Financial markets will be digesting political news at the start of this week. The shock French election result that saw the left-wing New Popular Alliance win the largest share of the vote has thrown the process of forming the next French government into chaos. There is now a hung parliament in France and there could be months of horse trading before a party can form a coalition and a prime minister is appointed. The euro was mildly lower at the start of this week, although EUR/USD is still above $1.0800, and Cac 40 futures point to a 0.3% decline when markets open later today.
The markets digested the much more clear-cut victory for the UK’s Labour party at the end of last week, and we could see some mild haven flows into UK equities and bonds on the back of the less stable French election result. However, with these two big elections out of the way, we expect the markets to focus on key economic data releases this week, the start of Q2 earnings season in the US and expectations for interest rate cuts.
US inflation crucial for Fed rate cut expectations
Key economic highlights this week include the US CPI for June, which is expected to decline to 3.1% on an annual basis, down from 3.3% in May. If inflation does fall to 3.1%, this would be the lowest reading since January, and would reinforce the deflationary trend that has led to growing expectations that the Federal Reserve will cut rates in September. If we see a softer than expected inflation reading for June price growth, then this could see the market boost their expectations for a September rate cut. The market is currently pricing in a 75% chance of a rate cut in September, up from a 60% chance a week ago. The unemployment rate edged up to 4.1% last month, the highest level since 2021 and some analysts are now expecting the unemployment rate to reach 4.5% by year end. An increase in initial and continuing jobless claims are also signs that the US labour market is softening. Together with weaker than expected inflation data this week, the signs are pointing towards a slowdown in the US economy, but not an outright contraction. Combined with growing expectations for an interest rate cut from the Federal Reserve in the coming months, this is fertile ground for stock market returns.
Tesla stocks shine
US stocks closed up 1.5% for the S&P 500, with the Nasdaq gaining 2.77% in the first week of July. Both indices closed at record highs, with big gains during the week for Tesla, up more than 27%, Paramount, up 15% on more takeover news with Skydance, Apple, and Adobe, both higher by more than 5%. Tesla’s share price is now in positive territory for the year, and it had its best weekly performance since June 2023. Its share price was boosted by better-than-expected delivery figures for Q2, along with some analysts calling Tesla an undervalued AI play, as investors wait for the Tesla Investor Day on 8th August, where Elon Musk is expected to announce the Robotaxi and plans for full driverless technology.
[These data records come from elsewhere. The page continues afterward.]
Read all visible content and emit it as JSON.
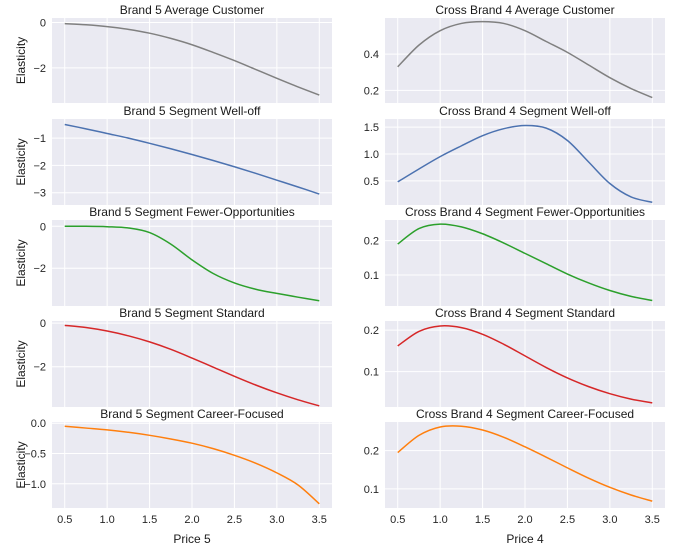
{
  "chart_data": [
    {
      "type": "line",
      "title": "Brand 5 Average Customer",
      "xlabel": "",
      "ylabel": "Elasticity",
      "xlim": [
        0.35,
        3.65
      ],
      "ylim": [
        -3.55,
        0.2
      ],
      "yticks": [
        0,
        -2
      ],
      "xticks": [],
      "color": "#808080",
      "x": [
        0.5,
        0.75,
        1.0,
        1.25,
        1.5,
        1.75,
        2.0,
        2.25,
        2.5,
        2.75,
        3.0,
        3.25,
        3.5
      ],
      "values": [
        -0.05,
        -0.1,
        -0.18,
        -0.3,
        -0.47,
        -0.7,
        -0.98,
        -1.32,
        -1.68,
        -2.07,
        -2.46,
        -2.84,
        -3.2
      ]
    },
    {
      "type": "line",
      "title": "Cross Brand 4 Average Customer",
      "xlabel": "",
      "ylabel": "",
      "xlim": [
        0.35,
        3.65
      ],
      "ylim": [
        0.13,
        0.6
      ],
      "yticks": [
        0.4,
        0.2
      ],
      "xticks": [],
      "color": "#808080",
      "x": [
        0.5,
        0.75,
        1.0,
        1.25,
        1.5,
        1.75,
        2.0,
        2.25,
        2.5,
        2.75,
        3.0,
        3.25,
        3.5
      ],
      "values": [
        0.33,
        0.45,
        0.53,
        0.57,
        0.58,
        0.57,
        0.53,
        0.47,
        0.41,
        0.34,
        0.27,
        0.21,
        0.16
      ]
    },
    {
      "type": "line",
      "title": "Brand 5 Segment Well-off",
      "xlabel": "",
      "ylabel": "Elasticity",
      "xlim": [
        0.35,
        3.65
      ],
      "ylim": [
        -3.45,
        -0.3
      ],
      "yticks": [
        -1,
        -2,
        -3
      ],
      "xticks": [],
      "color": "#4c72b0",
      "x": [
        0.5,
        0.75,
        1.0,
        1.25,
        1.5,
        1.75,
        2.0,
        2.25,
        2.5,
        2.75,
        3.0,
        3.25,
        3.5
      ],
      "values": [
        -0.5,
        -0.66,
        -0.83,
        -1.0,
        -1.19,
        -1.39,
        -1.6,
        -1.82,
        -2.05,
        -2.29,
        -2.54,
        -2.79,
        -3.05
      ]
    },
    {
      "type": "line",
      "title": "Cross Brand 4 Segment Well-off",
      "xlabel": "",
      "ylabel": "",
      "xlim": [
        0.35,
        3.65
      ],
      "ylim": [
        0.05,
        1.65
      ],
      "yticks": [
        1.5,
        1.0,
        0.5
      ],
      "xticks": [],
      "color": "#4c72b0",
      "x": [
        0.5,
        0.75,
        1.0,
        1.25,
        1.5,
        1.75,
        2.0,
        2.25,
        2.5,
        2.75,
        3.0,
        3.25,
        3.5
      ],
      "values": [
        0.48,
        0.72,
        0.95,
        1.15,
        1.34,
        1.47,
        1.53,
        1.48,
        1.25,
        0.85,
        0.45,
        0.2,
        0.1
      ]
    },
    {
      "type": "line",
      "title": "Brand 5 Segment Fewer-Opportunities",
      "xlabel": "",
      "ylabel": "Elasticity",
      "xlim": [
        0.35,
        3.65
      ],
      "ylim": [
        -3.8,
        0.3
      ],
      "yticks": [
        0,
        -2
      ],
      "xticks": [],
      "color": "#2ca02c",
      "x": [
        0.5,
        0.75,
        1.0,
        1.25,
        1.5,
        1.75,
        2.0,
        2.25,
        2.5,
        2.75,
        3.0,
        3.25,
        3.5
      ],
      "values": [
        0.0,
        0.0,
        -0.02,
        -0.08,
        -0.3,
        -0.85,
        -1.6,
        -2.25,
        -2.7,
        -3.0,
        -3.2,
        -3.38,
        -3.55
      ]
    },
    {
      "type": "line",
      "title": "Cross Brand 4 Segment Fewer-Opportunities",
      "xlabel": "",
      "ylabel": "",
      "xlim": [
        0.35,
        3.65
      ],
      "ylim": [
        0.01,
        0.26
      ],
      "yticks": [
        0.2,
        0.1
      ],
      "xticks": [],
      "color": "#2ca02c",
      "x": [
        0.5,
        0.75,
        1.0,
        1.25,
        1.5,
        1.75,
        2.0,
        2.25,
        2.5,
        2.75,
        3.0,
        3.25,
        3.5
      ],
      "values": [
        0.19,
        0.235,
        0.248,
        0.24,
        0.22,
        0.193,
        0.163,
        0.133,
        0.103,
        0.077,
        0.055,
        0.038,
        0.026
      ]
    },
    {
      "type": "line",
      "title": "Brand 5 Segment Standard",
      "xlabel": "",
      "ylabel": "Elasticity",
      "xlim": [
        0.35,
        3.65
      ],
      "ylim": [
        -3.85,
        0.1
      ],
      "yticks": [
        0,
        -2
      ],
      "xticks": [],
      "color": "#d62728",
      "x": [
        0.5,
        0.75,
        1.0,
        1.25,
        1.5,
        1.75,
        2.0,
        2.25,
        2.5,
        2.75,
        3.0,
        3.25,
        3.5
      ],
      "values": [
        -0.1,
        -0.2,
        -0.36,
        -0.58,
        -0.86,
        -1.2,
        -1.6,
        -2.02,
        -2.44,
        -2.84,
        -3.2,
        -3.52,
        -3.8
      ]
    },
    {
      "type": "line",
      "title": "Cross Brand 4 Segment Standard",
      "xlabel": "",
      "ylabel": "",
      "xlim": [
        0.35,
        3.65
      ],
      "ylim": [
        0.015,
        0.222
      ],
      "yticks": [
        0.2,
        0.1
      ],
      "xticks": [],
      "color": "#d62728",
      "x": [
        0.5,
        0.75,
        1.0,
        1.25,
        1.5,
        1.75,
        2.0,
        2.25,
        2.5,
        2.75,
        3.0,
        3.25,
        3.5
      ],
      "values": [
        0.162,
        0.197,
        0.21,
        0.206,
        0.19,
        0.166,
        0.138,
        0.11,
        0.085,
        0.064,
        0.047,
        0.034,
        0.025
      ]
    },
    {
      "type": "line",
      "title": "Brand 5 Segment Career-Focused",
      "xlabel": "Price 5",
      "ylabel": "Elasticity",
      "xlim": [
        0.35,
        3.65
      ],
      "ylim": [
        -1.4,
        0.02
      ],
      "yticks": [
        0.0,
        -0.5,
        -1.0
      ],
      "xticks": [
        0.5,
        1.0,
        1.5,
        2.0,
        2.5,
        3.0,
        3.5
      ],
      "color": "#ff7f0e",
      "x": [
        0.5,
        0.75,
        1.0,
        1.25,
        1.5,
        1.75,
        2.0,
        2.25,
        2.5,
        2.75,
        3.0,
        3.25,
        3.5
      ],
      "values": [
        -0.05,
        -0.08,
        -0.11,
        -0.15,
        -0.2,
        -0.26,
        -0.33,
        -0.42,
        -0.53,
        -0.66,
        -0.82,
        -1.02,
        -1.33
      ]
    },
    {
      "type": "line",
      "title": "Cross Brand 4 Segment Career-Focused",
      "xlabel": "Price 4",
      "ylabel": "",
      "xlim": [
        0.35,
        3.65
      ],
      "ylim": [
        0.05,
        0.275
      ],
      "yticks": [
        0.2,
        0.1
      ],
      "xticks": [
        0.5,
        1.0,
        1.5,
        2.0,
        2.5,
        3.0,
        3.5
      ],
      "color": "#ff7f0e",
      "x": [
        0.5,
        0.75,
        1.0,
        1.25,
        1.5,
        1.75,
        2.0,
        2.25,
        2.5,
        2.75,
        3.0,
        3.25,
        3.5
      ],
      "values": [
        0.195,
        0.24,
        0.262,
        0.264,
        0.254,
        0.235,
        0.21,
        0.183,
        0.155,
        0.128,
        0.104,
        0.084,
        0.068
      ]
    }
  ],
  "tick_labels": {
    "p0": [
      "0",
      "−2"
    ],
    "p1": [
      "0.4",
      "0.2"
    ],
    "p2": [
      "−1",
      "−2",
      "−3"
    ],
    "p3": [
      "1.5",
      "1.0",
      "0.5"
    ],
    "p4": [
      "0",
      "−2"
    ],
    "p5": [
      "0.2",
      "0.1"
    ],
    "p6": [
      "0",
      "−2"
    ],
    "p7": [
      "0.2",
      "0.1"
    ],
    "p8": [
      "0.0",
      "−0.5",
      "−1.0"
    ],
    "p9": [
      "0.2",
      "0.1"
    ],
    "x": [
      "0.5",
      "1.0",
      "1.5",
      "2.0",
      "2.5",
      "3.0",
      "3.5"
    ]
  },
  "colors": {
    "background": "#eaeaf2",
    "grid": "#ffffff"
  }
}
Tesla is the worst performer out of the Magnificent 7 in the past year, however, it has picked up in the past month, and has outperformed the likes of Meta, Google, and Amazon. Thus, there could be further room for improvement in the Tesla share price, particularly if the ‘AI play’ catches the market’s imagination.
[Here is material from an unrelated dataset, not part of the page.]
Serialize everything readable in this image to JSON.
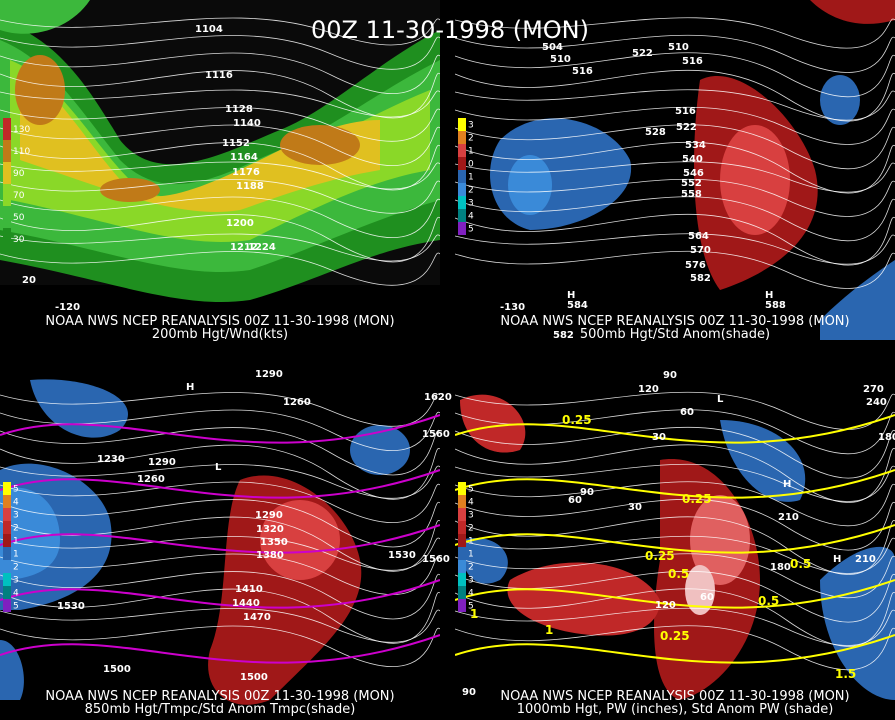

Elsewhere this week, the focus will also be on Federal Reserve chairman Jerome Powell’s testimony to the Senate and the House of Representatives, which will take place on Tuesday and Wednesday. Powell is likely to be pushed on the impact of inflation, and some Democrats could urge the Fed chair to cut rates sooner rather than later, to boost Biden’s fledgling election campaign. However, the Fed is not political, and they are unlikely to be swayed by politicians over the timing of rate cuts, instead the Fed will follow the economic data. As we move into the summer, the focus is on the timing of the Fed rate cut, rather than the turmoil surrounding President Biden’s reelection campaign.
UK: GDP focuses mind on UK growth potential
In the UK, monthly GDP will be released for May. This is expected to rise by 0.2% on the month, with the 3 month/ month rate rising by 0.7%, the same rate as April. This is a decent rate of GDP, however, any talk about the UK’s GDP rate will turn to the new Starmer government, who have pledged to boost the economy and make the UK more productive. The FTSE 100 closed the week higher; however, it was one of the weaker performers in the European stock market space. The FTSE 250, a more domestically focused index, outperformed the FTSE 100 last week. It rose by 2.5%, and the index is just over 100 points away from its high of 2024 so far. This suggests that the UK’s change of government has had a market impact. Likewise, the pound was the strongest currency in the G10 last week aside from the Aussie dollar. GBP/USD rose by 1.29% last week, in a sign that the pound could be about to stage a bigger recovery as it has momentum on its side, now that the UK’s political risk premium has been eradicated. The next key level is $1.30. Interestingly, the pound is rising, alongside expectations of a rate cut from the Bank of England next month, there is currently a 66% chance of a rate cut priced in by the OIS market.
Commodities: Gold gets a boost from rising rate cut expectations
Elsewhere, in the commodity space there were gains for WTI oil last week, which rose by 1.7% on the back of hurricanes in the Caribbean. As we head deeper into the summer driving season, WTI and Brent crude are comfortably above $80 per barrel. US gasoline prices also rose by 0.5% last week. Industrial metals also made strong gains last week, the copper price rose by 3.5%, iron ore rose by more than 5% and the price of silver surged by 7%. The gold price also rallied by 2.8% to $2,392 per ounce. The spot gold price is just under $35 from its record high, and there may be further upward pressure on the gold price this week if we see weaker inflation and a further boost to expectations of a US interest rate cut in September.
Earnings season: banks expected to get a boost from dealmaking
The second quarter earnings season also kicks off this week. Delta airlines will report results on Thursday. The market is expecting a 12% decline in earnings per share due to higher labour, fuel, and maintenance costs, even though revenues are expected to have risen. On Friday we get a spate of bank earnings including JP Morgan, Citi, and Wells Fargo. JP Morgan and Citi are expected to post strong earnings on the back of a return of dealmaking including M&A and IPOs. Equity trading is also expected to outperform fixed income, and net interest income may have shrunk across the US banking system as stubbornly high interest rates mean that banks are paying out on deposits. The S&P 500 banking sector has performed well in recent weeks, and the index is at its highest level since 2022. If we see a strong set of results on the back of the return of dealmaking, then the S&P 500 banking index could target the January 2022 high.